Posts Tagged ‘sears catalog’

What if someone walks in…

Wednesday, July 16th, 2008

A hot brunette struts her stuff for a bikini contest

Naturally, I suppose I would have cared less about getting caught masturbating if I hadn’t previously been told not to do… IT. But that directive put things in a whole new perspective, from that moment forward risk went hand in hand with reward when I gave myself a hand so to speak. My furtive searches finally yielded the key to an incomprehensible treasure, but I will get to that in a minute. For now suffice to say suddenly I’d found a map to the strange treasure that was buried deep within. Discovering the chart through bits and scraps offering clues I knew a key to a better understanding of my true self existed. Things like a book about astrological signs showed that in the stars, if I just connected the dots like those in my coloring books, suggested then I would find a picture of my exact nature, no matter even if it turned out to be something resembling an insect.

Something, I imagine, like this:

Farrell Timlake, a hard-on sporting kid, awoke one morning to find that he was transformed into a gigantic scorpion. Looking down at his body Farrell saw a golden body and a stinger at the end of a plated tail twitching uncontrollably. There was no explanation, except that reading a book about astrology he’d learned that Scorpios tended to have very sexual natures. This felt familiar to him, though he had no idea what it really meant. His blankets still covered him but there was a more tent-like quality to them. There was a Sears Catalog by the bed. He could hear distant voices raining down beckoning him to breakfast but he longed to roll over and forget “all that distraction”. Yet, he couldn’t go back to enjoying his ministrations, due to his new scorpion shaped form. He tried handling the stinger for another minute and petted it for a while, and during these exertions, he abruptly thought, “what if someone walks in and catches me doing this?”

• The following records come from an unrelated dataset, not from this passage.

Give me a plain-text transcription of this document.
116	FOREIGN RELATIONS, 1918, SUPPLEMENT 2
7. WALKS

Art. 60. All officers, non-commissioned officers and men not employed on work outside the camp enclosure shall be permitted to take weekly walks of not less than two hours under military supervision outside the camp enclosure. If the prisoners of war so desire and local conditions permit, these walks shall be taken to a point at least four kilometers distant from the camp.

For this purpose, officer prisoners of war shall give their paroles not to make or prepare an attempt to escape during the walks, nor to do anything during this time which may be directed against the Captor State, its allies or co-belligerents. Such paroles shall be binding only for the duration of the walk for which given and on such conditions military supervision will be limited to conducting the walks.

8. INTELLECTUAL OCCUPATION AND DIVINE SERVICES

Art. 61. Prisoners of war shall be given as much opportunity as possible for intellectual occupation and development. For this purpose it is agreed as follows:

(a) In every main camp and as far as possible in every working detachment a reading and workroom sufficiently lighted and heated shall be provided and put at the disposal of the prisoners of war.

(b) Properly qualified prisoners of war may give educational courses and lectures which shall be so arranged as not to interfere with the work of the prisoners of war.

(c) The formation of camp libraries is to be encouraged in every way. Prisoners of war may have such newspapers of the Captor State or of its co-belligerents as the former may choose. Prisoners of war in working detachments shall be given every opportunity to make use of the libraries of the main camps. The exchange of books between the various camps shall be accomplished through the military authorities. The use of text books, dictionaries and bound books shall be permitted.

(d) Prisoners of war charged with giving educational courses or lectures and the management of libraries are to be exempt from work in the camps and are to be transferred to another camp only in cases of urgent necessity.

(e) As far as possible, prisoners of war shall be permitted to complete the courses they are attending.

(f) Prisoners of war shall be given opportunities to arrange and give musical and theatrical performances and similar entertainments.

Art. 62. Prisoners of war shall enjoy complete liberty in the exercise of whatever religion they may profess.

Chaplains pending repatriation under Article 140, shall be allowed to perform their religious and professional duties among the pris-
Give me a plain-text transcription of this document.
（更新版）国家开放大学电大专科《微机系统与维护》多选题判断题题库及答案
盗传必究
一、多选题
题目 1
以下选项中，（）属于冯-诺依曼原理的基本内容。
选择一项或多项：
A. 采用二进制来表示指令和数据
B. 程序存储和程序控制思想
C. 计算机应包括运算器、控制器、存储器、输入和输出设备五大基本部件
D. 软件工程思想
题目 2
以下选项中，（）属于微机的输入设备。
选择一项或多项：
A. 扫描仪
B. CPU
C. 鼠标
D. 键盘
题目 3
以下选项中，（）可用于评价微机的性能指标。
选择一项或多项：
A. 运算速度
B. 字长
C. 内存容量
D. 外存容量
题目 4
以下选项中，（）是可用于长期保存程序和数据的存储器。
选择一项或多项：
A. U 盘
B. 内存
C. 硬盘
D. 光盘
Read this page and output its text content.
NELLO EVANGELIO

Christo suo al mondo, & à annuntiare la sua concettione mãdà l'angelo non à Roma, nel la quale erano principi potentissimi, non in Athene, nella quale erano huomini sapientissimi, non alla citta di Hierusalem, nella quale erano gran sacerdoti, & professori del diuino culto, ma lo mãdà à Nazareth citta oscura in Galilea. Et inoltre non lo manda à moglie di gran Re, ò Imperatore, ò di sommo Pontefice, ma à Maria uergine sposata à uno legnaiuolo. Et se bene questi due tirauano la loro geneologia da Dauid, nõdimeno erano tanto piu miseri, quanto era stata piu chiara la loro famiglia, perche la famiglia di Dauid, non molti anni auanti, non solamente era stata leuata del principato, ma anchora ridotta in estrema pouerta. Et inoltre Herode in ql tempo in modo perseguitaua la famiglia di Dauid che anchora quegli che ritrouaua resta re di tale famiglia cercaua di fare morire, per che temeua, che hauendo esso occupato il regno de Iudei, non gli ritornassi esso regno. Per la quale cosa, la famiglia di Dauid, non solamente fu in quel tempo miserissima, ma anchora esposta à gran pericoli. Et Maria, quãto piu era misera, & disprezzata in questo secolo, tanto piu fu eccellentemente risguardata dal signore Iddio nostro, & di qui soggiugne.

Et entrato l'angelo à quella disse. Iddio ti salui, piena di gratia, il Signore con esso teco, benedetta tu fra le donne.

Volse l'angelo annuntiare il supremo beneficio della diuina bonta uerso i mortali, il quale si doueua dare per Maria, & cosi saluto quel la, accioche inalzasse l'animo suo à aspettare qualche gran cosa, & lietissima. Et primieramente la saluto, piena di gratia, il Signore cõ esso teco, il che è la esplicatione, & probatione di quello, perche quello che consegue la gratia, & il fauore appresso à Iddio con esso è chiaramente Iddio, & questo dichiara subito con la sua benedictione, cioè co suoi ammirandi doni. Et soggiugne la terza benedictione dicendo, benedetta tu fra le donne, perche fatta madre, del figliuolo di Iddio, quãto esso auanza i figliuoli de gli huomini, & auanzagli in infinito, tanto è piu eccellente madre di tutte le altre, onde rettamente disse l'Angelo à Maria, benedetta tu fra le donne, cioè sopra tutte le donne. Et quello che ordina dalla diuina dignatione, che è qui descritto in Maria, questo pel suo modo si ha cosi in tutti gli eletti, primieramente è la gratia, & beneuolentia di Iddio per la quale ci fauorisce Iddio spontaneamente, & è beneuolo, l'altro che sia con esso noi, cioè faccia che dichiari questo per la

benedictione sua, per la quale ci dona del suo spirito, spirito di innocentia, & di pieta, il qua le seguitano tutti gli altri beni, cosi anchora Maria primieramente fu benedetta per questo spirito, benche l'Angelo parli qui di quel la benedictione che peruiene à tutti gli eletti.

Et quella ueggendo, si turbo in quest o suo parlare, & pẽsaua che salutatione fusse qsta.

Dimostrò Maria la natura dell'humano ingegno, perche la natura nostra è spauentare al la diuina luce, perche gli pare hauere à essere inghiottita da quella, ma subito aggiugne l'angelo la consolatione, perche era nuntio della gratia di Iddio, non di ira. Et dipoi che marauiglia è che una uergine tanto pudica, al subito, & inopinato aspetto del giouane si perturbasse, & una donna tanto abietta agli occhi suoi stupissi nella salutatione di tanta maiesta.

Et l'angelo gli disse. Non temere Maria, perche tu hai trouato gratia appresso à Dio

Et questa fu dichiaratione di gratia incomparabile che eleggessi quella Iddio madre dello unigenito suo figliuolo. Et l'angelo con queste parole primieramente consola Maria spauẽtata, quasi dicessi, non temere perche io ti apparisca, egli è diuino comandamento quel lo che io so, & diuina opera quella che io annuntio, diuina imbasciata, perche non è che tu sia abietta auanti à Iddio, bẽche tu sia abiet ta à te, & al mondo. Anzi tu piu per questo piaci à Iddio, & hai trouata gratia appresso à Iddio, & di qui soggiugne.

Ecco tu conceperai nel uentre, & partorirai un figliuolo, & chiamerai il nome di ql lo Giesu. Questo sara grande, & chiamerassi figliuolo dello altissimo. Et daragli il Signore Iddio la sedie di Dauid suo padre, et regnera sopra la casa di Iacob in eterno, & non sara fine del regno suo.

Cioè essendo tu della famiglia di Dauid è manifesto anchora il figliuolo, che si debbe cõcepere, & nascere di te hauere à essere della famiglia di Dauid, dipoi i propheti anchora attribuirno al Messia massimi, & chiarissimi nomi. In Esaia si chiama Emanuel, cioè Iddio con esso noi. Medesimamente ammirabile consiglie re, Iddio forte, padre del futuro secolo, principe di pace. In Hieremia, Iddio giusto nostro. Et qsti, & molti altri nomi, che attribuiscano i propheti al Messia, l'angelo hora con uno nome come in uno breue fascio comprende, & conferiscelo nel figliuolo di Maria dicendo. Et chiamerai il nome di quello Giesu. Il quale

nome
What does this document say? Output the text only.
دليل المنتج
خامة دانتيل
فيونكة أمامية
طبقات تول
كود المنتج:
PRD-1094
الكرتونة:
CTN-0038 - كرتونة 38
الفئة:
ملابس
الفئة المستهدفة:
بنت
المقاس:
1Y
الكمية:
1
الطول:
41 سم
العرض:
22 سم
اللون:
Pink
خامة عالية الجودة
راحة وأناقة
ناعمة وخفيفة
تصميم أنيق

So being a Scorpio meant I possessed a very sexual and sensual nature but what did this mean? Where could I find out more of an explanation? How could I get insight to this without revealing to others the purpose of my quest for knowledge while hindered at the same time by semi-consciously acknowledging that I couldn’t find a purpose as to why it was so important to me in the first place?  Which is why although the stars could show me the way, I still needed the key to understanding. Nothing was going to come easily. Everything henceforth would be a fight between me on the outside keeping a stiff upper lip and me on the inside walking around with a stiffy.

Luckily, as I mentioned already, I found the key.

It was hidden away behind the headboard of the great master bed in the room that kids were to avoid or risk hanging. There, beneath the extra pillows and the soft fleece blankets, I almost missed it but somehow I kept digging not really knowing whatever compelled me. I found the keys. A copy of Playboy. A copy of “Oui”. Yin and Yang of sex mags, and unearthing them meant finding the means to unlocking my destiny.

What if… I get caught?

Thursday, July 10th, 2008

Of course, with that first admonishment the first seeds of shame were planted in a sandy soil, the true grit of my soul, and though the roots run deep to nourish from a wellspring of muddy guilt, my libido like a resilient scurrying little hungry for sex rodent burrows in. The landscape is a desert for inspiration but somewhere between the barren patches thorny fruits nourish my craving for something sexual, no matter how brittle and lacking in actual sexuality. A Sears catalog full of tons of crap an eight year old could care less about has just a few pages of brassiere ads offering scant but fulfilling enough nectar to feast my eyes on. Books by Freud offer suggesting tidbits but hide the tastiest morsels in Latin. (Years later I would spend a couple years learning Latin so as to be able to translate those passages… unfortunately I could never find the book again in my parent’s shelves.) Tough times, but I survive and learn to forage furtively.

In the scheme of things, arousal doesn’t necessarily inspire the spirit of courage but it can make one courageously curious on a quest for arousal’s inspiration. This became quite clear to me as I set out to more and more dangerous crags and crevices of the house to find whatever possible scrap where it may lay. Though the prospect of getting caught searching through my parent’s bedroom and their closets was severely unpleasant, the risk would ultimately merit the reward, but not without a few very, very, way too close for comfort close calls.

Of course, whoever thinks “what if… I get caught?”